Scripted compassion
Stage-managed emotions in ritual displays of empathy won't make up for the Prime Minister's failures of national leadership
The PM cut a sorry figure as he left the Bondi memorial service a week after the attack. His tight jaw and distant gaze conveyed the strain of emotional containment as he walked to his car flanked by security studiously avoiding eye contact.
Understandably, the PM is anxious that the photos from that night — his suit and shirt drenched by perspiration and drizzle — should not become the defining image of his political career.
Hence the need for a distraction - gun laws, hate laws, anything - that is consuming his government. Anthony Albanese has succumbed to do-something syndrome, a dangerous condition to which Labor leaders are particularly prone, when actual legislative outcomes come secondary to the imperative of looking busy.

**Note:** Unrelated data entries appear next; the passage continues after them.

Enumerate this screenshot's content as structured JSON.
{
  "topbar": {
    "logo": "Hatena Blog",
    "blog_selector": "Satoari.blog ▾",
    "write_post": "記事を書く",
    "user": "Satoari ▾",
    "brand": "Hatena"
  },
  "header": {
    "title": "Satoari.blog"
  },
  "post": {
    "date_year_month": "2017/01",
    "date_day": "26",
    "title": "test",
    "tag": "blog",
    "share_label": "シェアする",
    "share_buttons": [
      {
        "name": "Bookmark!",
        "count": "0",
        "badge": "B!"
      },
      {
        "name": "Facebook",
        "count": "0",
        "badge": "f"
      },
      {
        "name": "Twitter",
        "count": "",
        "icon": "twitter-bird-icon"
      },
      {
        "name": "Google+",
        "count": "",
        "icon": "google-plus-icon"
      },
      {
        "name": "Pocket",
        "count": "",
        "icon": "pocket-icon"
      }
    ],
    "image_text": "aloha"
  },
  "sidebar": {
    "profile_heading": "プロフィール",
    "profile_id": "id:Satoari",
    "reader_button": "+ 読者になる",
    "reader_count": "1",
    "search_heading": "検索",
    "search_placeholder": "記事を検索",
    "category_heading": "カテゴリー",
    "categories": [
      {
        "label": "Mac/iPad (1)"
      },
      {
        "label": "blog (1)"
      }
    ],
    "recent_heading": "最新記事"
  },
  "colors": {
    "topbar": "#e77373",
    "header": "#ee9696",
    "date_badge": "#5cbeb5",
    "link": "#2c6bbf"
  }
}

Hence the PM’s evident frustration that his call for a display of national unity in support of his ill-fated Combating Antisemitism, Hate and Extremism Bill was rejected by the Coalition and the Greens.
Albanese reaction to Bondi has been to appeal for national unity at every opportunity. Yet no amount of determination can command it into existence. National unity and social cohesion cannot be created in a vacuum. The PM’s job at a moment like this is to articulate the values around which we should be closing ranks, a job Albanese has manifestly failed to perform since December 14.
Instead, he fills the void by trying to stage-manage our emotions with ritual displays of empathy, declarations of togetherness, designated days of mourning, and scripted condolence motions.